There was nothing special about the next two days as they made their way towards Qwerty. Mike recovered from his Jack Daniels with surprising good humor and Lloyd and Floyd had decided that it was too dangerous to disagree on this ship so, were temporarily holding their peace. Aara surprised herself by finding this lull boring rather than blissful as she knew she would have in the past. But eventually the days went by and Qwerty came into sharper focus, Mike became re-animated and Lloyd and Floyd became agitated again. It seemed that Aara was going to, at last, have some fun.

Mike was surprised by the obvious change in Aara, she had gone from being uptight and tense, worried about each tiny little thing, to being a lot of fun. She hadn’t even blown up at him after the event with the Automatic Service. Amazing. But as the planet approached, he stopped feeling bewildered and began to think of all the wonderful things he would be able to do now that he was off Earth and had cut all links to his pigheaded homeland. A point he had to owe to Aara, but somehow they no longer seemed to be keeping score, and it was a definite improvement.

There was a sound. A little, insignificant sound that was following Mike around. It wasn’t too unpleasant but he was starting to doubt his sanity, It didn’t seem to be bothering anyone else so he didn’t want to say anything. It was a bit unnerving however and he locked the door and privately plugged into the auto-sane analyzer which was secretly developed from the simple, annoying and downright stupid human AI, Eliza or, more precisely, a spin-off called K&K therapist designed by two budding master-programmers named Katie and Keagan. People tended to go away from the auto-sane much less sane than they went in. Mike was no exception. The session went a bit like this.('A' stands for auto-sane and 'M' stands for Mike)

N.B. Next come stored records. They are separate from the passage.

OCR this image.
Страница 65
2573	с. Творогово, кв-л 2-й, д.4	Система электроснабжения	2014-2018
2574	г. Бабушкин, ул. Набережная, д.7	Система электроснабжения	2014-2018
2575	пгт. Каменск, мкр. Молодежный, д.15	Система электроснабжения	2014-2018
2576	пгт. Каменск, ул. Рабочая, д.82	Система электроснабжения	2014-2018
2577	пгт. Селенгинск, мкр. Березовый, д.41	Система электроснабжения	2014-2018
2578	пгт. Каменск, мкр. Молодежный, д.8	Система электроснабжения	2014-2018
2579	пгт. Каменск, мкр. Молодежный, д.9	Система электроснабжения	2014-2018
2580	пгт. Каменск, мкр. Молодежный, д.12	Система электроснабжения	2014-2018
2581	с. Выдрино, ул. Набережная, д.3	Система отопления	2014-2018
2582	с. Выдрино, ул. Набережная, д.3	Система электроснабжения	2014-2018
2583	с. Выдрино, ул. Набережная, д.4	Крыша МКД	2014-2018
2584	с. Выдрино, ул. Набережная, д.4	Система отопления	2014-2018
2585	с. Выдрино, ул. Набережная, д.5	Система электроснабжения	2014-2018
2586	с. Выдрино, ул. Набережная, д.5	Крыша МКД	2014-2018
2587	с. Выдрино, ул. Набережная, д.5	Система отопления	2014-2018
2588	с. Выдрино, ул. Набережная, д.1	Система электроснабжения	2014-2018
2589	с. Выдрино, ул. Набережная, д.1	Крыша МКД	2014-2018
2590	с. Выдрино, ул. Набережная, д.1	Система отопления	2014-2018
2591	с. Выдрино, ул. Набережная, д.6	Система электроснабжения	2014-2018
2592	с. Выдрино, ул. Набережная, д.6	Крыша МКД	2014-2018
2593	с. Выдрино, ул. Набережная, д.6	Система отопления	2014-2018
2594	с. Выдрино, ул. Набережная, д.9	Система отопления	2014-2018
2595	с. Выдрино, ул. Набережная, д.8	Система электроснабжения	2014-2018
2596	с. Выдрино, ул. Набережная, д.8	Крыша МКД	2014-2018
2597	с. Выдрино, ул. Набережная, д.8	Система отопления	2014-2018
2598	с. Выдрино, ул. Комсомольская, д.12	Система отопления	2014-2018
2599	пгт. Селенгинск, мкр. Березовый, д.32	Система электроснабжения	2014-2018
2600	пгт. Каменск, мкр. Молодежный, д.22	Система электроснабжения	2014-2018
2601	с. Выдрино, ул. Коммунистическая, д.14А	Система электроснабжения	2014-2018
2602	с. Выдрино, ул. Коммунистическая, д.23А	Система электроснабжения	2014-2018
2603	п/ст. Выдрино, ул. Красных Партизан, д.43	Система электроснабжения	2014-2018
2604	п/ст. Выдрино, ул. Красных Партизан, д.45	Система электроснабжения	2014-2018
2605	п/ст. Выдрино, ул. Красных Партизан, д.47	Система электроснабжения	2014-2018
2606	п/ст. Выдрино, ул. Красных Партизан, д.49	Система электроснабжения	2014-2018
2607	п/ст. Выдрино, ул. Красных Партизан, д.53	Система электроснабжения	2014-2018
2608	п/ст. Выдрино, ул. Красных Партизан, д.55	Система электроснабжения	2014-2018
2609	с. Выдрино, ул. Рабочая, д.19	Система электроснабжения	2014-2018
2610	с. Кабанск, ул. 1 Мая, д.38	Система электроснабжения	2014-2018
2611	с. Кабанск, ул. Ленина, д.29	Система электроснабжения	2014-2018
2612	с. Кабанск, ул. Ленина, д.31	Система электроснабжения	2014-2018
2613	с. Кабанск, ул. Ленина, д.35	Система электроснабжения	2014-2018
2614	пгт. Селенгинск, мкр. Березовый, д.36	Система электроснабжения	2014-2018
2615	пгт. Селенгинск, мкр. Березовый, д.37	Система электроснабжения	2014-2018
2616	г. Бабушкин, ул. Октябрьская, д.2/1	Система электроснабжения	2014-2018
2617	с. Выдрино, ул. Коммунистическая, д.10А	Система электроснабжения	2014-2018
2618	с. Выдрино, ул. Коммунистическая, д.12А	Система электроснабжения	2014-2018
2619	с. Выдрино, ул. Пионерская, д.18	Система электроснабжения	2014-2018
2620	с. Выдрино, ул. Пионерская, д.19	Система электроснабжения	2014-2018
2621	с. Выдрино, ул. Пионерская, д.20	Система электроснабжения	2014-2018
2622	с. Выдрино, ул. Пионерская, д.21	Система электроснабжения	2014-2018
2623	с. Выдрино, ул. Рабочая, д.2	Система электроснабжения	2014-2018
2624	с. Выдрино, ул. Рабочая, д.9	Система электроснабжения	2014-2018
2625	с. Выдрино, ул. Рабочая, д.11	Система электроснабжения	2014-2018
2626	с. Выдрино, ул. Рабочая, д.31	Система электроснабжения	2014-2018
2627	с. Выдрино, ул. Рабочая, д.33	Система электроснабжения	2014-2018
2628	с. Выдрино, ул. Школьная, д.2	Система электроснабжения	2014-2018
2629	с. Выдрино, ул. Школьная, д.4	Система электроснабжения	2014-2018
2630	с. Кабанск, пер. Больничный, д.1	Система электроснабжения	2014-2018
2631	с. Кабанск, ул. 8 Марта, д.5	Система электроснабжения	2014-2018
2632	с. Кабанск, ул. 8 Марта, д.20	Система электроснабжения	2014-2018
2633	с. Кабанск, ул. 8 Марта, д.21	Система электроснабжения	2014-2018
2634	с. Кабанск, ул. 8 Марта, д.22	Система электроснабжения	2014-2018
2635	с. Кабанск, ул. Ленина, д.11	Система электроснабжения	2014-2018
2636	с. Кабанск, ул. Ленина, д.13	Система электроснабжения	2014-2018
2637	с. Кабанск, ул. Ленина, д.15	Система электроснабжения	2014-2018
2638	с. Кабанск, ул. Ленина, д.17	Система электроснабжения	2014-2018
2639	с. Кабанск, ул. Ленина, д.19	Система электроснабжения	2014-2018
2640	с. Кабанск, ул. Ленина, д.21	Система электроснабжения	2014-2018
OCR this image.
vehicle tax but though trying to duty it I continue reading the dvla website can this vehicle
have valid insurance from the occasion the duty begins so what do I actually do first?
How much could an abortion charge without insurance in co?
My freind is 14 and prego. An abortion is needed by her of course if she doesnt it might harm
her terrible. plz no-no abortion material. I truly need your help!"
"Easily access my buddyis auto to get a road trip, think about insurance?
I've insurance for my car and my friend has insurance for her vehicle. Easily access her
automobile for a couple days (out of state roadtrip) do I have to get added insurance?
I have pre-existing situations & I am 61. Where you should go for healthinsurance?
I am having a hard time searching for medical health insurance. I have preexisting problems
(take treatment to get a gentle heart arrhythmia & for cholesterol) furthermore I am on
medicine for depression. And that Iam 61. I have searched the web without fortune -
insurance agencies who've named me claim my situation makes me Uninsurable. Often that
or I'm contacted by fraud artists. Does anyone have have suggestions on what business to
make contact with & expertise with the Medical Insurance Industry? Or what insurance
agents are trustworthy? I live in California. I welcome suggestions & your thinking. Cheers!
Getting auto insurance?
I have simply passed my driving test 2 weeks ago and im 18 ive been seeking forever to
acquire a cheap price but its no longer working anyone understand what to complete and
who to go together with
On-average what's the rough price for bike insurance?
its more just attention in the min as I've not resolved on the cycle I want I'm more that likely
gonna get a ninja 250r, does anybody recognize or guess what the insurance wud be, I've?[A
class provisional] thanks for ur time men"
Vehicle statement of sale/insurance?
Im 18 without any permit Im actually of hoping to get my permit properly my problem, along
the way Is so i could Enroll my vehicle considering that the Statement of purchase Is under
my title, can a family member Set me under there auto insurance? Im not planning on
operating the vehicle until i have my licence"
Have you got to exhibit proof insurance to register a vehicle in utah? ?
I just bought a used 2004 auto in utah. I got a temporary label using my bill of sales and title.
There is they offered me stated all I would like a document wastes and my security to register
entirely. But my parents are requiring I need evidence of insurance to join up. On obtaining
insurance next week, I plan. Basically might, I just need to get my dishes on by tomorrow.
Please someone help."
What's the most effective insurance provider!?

A: Hello, I am your therapist, how can I help you my child?
M:Um... Well... I’ve been hearing this noise.
A: Did you hear many noises in your childhood?
M: Yes, actually, I did.
A: Why don’t you tell me about them?
M: I don’t think they’re...well...relevant to this particular noise.
A: I think you should bring me some pictures of these noises from your childhood.
M: You can’t take a picture of a noise.
A: Excuse me... can you elaborate?
M: On what?
A: Have you ever considered having a pet slug?
M: No.
A: I still think you should elaborate on that.
M: On what?
A: I’m insulted!
M: I don’t quite follow you
A: I wouldn’t follow me anywhere
M: Neither
A: Is there something you should be telling me?
M: I think we were talking about a noise
A: A NOISE! How intriguing
M: Do you think that I am insane?
A:insane? I don’t understand
M: But you’re a therapist!!
A: No, I’m a chimpanzee
M: Well silly me
A: I’ve raised my fee again and if you don’t pay I’ll shoot you
M: But your not a therapist!!
A: No, I’m a chimpanzee with a gun
M: I’d better be going...
A: GOING? How intriguing.
M: yes, going.
A: I think you should elaborate on that
M: I... AM... GOING... TO... LEAVE... NOW
A: Are you inclined to stand on your head at formal banquets?
M: Are you insane?
A: No, I’m a therapist
M: I thought you were a chimpanzee
A: A CHIMPANZEE? How intriguing.
M: With a gun...
A: Maybe your problem has to do with guns
M: Actually it had to do with a.....wait, I’ve forgotten what I was going insane about!
A: maybe you should elaborate on that...
M: Goodbye!
A: Farewell! I will send you the bill.

That was the very last time Mike ever heard the noise again, actually the noise turned out to be the Auto-Sane bleeping to tell him it was time for his moral-boosting counseling session.